The emphasis I’m putting on derived data is leading to a variety of questions, especially about how to tease apart several related concepts:
- Derived data.
- Many-step processes to produce derived data.
- Schema evolution.
- Temporary data constructs.
So let’s dive in.
When I started my discussion of derived data, I focused on five kinds:
- Aggregates, when they are maintained, generally for reasons of performance or response time.
- Calculated scores, commonly based on data mining/predictive analytics.
- Text analytics.
- The kinds of ETL (Extract/Transform/Load) Hadoop and other forms of MapReduce are commonly used for.
- Adjusted data, especially in scientific contexts.
Later I added a sixth kind:
- Derived metadata, commonly for polystructured data sets (logs, text, images, video, whatever).
More kinds may yet follow.
In all cases, I was (and am) talking about data that is actually persisted into the database.

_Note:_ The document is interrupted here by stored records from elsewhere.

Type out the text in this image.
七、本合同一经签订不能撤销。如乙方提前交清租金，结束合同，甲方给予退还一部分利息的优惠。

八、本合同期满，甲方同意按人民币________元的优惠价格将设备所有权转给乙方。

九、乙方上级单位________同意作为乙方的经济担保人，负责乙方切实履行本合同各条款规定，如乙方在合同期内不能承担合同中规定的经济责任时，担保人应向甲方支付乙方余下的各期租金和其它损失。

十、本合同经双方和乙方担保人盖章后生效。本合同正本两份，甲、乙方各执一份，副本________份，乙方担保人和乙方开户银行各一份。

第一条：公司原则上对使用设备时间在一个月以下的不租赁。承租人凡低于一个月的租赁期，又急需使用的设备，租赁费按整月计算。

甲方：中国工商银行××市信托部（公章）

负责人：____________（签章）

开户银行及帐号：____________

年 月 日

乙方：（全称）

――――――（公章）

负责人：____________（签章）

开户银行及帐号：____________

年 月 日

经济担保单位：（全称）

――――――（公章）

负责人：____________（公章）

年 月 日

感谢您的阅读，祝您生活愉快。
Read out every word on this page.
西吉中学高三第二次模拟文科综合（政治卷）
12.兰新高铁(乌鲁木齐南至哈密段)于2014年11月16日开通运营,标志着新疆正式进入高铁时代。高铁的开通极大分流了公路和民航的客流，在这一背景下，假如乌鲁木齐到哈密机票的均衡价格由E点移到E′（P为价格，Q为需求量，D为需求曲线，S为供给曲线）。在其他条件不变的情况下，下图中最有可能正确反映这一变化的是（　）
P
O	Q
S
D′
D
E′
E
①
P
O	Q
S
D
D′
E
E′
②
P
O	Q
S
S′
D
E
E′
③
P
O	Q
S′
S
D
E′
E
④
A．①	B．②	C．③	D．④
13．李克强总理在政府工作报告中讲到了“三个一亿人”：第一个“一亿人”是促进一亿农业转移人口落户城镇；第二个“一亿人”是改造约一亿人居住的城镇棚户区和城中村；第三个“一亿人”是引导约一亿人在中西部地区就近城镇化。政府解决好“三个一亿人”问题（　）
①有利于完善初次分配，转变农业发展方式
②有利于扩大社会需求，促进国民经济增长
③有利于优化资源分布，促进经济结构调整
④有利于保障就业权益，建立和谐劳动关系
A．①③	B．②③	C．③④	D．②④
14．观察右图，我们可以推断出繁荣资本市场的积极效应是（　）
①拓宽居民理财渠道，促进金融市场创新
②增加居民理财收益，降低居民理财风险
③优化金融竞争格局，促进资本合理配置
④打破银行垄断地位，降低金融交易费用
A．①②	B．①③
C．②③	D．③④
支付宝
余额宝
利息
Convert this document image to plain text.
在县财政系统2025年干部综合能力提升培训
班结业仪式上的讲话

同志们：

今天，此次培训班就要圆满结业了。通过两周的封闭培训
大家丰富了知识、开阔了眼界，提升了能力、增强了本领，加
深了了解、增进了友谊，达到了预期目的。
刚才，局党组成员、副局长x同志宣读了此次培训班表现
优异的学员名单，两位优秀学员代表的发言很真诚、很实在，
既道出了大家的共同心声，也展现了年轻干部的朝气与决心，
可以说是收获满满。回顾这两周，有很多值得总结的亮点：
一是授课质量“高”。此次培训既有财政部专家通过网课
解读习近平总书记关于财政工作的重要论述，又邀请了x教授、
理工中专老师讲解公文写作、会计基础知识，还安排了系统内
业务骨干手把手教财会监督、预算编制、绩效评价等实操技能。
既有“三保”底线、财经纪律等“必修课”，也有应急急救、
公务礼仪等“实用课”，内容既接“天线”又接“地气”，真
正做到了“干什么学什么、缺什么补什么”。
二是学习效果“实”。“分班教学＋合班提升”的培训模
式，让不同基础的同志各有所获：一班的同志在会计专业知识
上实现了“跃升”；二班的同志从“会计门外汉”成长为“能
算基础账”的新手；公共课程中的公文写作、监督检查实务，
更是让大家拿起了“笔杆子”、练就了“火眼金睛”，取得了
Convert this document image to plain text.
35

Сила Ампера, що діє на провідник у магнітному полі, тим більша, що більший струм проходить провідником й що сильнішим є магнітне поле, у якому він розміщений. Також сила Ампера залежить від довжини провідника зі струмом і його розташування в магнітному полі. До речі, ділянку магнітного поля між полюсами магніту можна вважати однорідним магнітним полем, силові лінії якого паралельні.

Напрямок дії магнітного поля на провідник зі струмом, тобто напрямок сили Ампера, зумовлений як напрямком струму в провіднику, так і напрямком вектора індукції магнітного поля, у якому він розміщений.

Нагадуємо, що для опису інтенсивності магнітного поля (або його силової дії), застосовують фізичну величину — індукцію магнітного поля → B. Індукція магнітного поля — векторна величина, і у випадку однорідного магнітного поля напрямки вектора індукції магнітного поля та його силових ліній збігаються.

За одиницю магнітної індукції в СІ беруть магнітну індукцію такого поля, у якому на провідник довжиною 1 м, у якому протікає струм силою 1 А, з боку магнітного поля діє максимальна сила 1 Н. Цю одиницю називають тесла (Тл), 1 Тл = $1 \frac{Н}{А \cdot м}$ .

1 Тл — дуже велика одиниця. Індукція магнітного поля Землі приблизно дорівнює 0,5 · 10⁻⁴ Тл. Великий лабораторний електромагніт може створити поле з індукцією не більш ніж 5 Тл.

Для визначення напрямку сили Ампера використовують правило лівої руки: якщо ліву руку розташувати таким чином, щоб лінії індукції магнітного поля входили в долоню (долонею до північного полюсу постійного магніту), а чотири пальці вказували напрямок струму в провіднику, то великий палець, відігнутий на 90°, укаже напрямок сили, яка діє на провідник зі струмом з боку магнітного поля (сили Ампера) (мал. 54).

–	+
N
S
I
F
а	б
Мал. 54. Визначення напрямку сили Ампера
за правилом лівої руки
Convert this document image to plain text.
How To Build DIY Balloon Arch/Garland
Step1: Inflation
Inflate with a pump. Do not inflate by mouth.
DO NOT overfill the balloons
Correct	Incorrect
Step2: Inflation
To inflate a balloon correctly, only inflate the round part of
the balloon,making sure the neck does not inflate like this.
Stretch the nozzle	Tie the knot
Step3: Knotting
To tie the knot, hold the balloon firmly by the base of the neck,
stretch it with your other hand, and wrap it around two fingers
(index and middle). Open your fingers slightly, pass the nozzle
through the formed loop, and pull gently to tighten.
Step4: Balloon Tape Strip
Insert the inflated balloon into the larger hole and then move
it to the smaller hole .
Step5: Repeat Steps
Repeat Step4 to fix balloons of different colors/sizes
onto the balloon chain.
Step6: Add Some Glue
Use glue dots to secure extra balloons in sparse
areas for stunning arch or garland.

Temporary tables — for example the kind frequently created by Microstrategy — are also important in data processing, as is temp space managed solely for the convenience of the DBMS. But neither are what I mean when I talk about “derived data.”
As I noted back in June, derived data naturally leads to schema evolution. You load data into an analytic database. You do some analysis and get some interesting results — interesting enough for you to want to keep them persistently. So you extend the schema to include them. You do more research; you discover something else interesting; you extend the schema again. Repeat as needed.
However, in no way is derived data the only source of analytic schema evolution. Duh. Sometimes you just have new kinds of information coming in. Of course, once it’s there, you may want to derive something from it. In marketing contexts, both parts of that might be true in spades.
When I mentioned all this to my clients at MarkLogic — which was my inspiration for the polystructured/metadata example — they perked up and said “Oh! Progressive enhancement.” Indeed, it’s long been the case that a simple text processing pipeline could have >15 steps of extraction; indeed, I learned about the “tokenization chain” in 1997. If all the “progression” in the data enhancement occurs in a single processing run, that wouldn’t necessarily spawn much schema evolution. On the other hand, if you think of additional steps to add every now and then — in that case your schema might indeed evolve over time.
Somewhat similarly, Hadoop can be used to run “aggregation pipelines” of many 10s of steps. The output of the whole thing might be a relatively small number of fields. But again, if the number or nature of the fields changes over time, schemas will need to evolve accordingly.
So to sum up:
- Derived data — of multiple kinds — is very important.
- If you want to increase the value you get from derived data, you might need to evolve your schema accordingly.
- Data derivation happens to sometimes have long processing pipelines; those pipelines might happen to offer clues as how to do yet better at data derivation in the future; those improvements might happen to lead to schema evolution over time.
“Just the raw facts” analytic databases are, for the most part, obsolete.